昨今「働き方改革」が声高に叫ばれることが多い。
だが私は「働き方改革」を推進するには「暮らし方改革」を考えるべきだと考えている。
「働き方改革」の目的は、色々あるが政府や企業経営の観点から考えると「人口減少が続く中で働きやすい環境を作ることでより多くの人に労働力になって貰う・一人当たりの生産性を上げる」ことが大きな目標であるはずだ。
なぜなら経済成長は労働者の頭数と一人当たりの生産性の積で決まってくるからだ。
労働人口の減少は先進国共通の悩み。緩やかな人口増加を維持している米国も例外ではない。

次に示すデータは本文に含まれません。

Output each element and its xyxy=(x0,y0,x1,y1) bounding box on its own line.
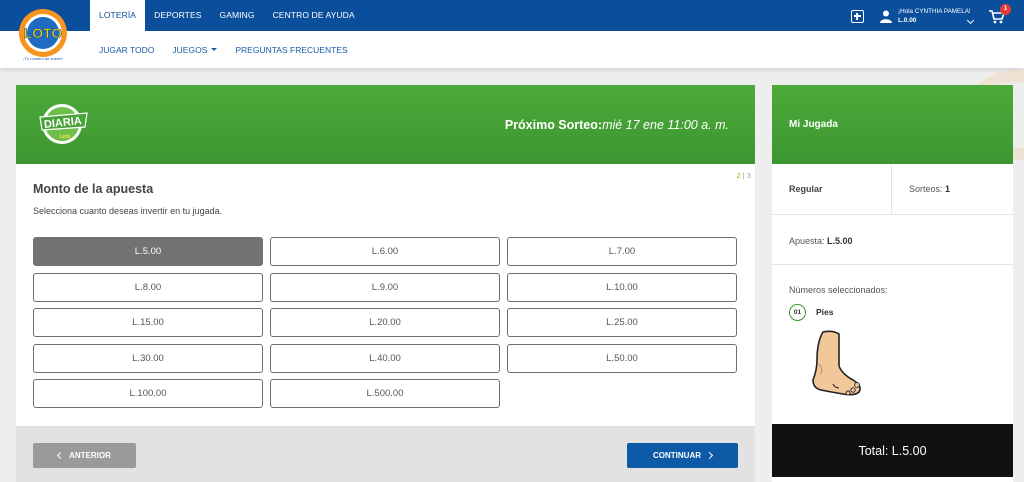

その米国の中で、高い人口増加率とそれに伴う高い経済成長率を維持している州がある。ソルトレイクシティを州都とするユタ州だ。
WSJによると、2010年以降の全米の中核労働年齢層(25歳~54歳)の増加率は1%程度だが、ユタ州の人口増加率は10%に達している。
モルモン教の本山があるユタ州は元々出生率が高い上、それに加えて各地から移住者が増えているのだ。
ユタ州に移住者が増えているには幾つかの要因がある。一つは住居費が西海岸などに較べると安いことだ。これは子供の多い家族にとっては大きなメリットだ。だが住居費が安いだけで人は集まらない。雇用を生み出す産業があることが重要だ。
ユタ州はスキーリゾートなど観光産業で有名だが、ハイテク産業などその他の産業も伸びている。
ハイテク産業などの従事者が増えると外食産業など消費関連産業も増え、経済成長が促進するというプラスの循環が始まる。
トップレベルのスキーリゾートや自転車専用道路があるのもユタ州の魅力。働くだけでなく、アウトドアで余暇を楽しむ人にとって暮らしやすい土地であることは間違いない。
我が国では「休む」=「さぼる」と考えている人がまだまだ多いそうだが、このような意識は労働生産性を押し下げている。
リフレッシュすることで、活力と新しいアイディアが生まれるからだ。
つまり「働き方改革」を進めようと思うなら「暮らし方改革」を進める必要があり、暮らし方改革の一つの突破口は「休み方改革」を考えることである。
ユタ州から学ぶことは多そうだ。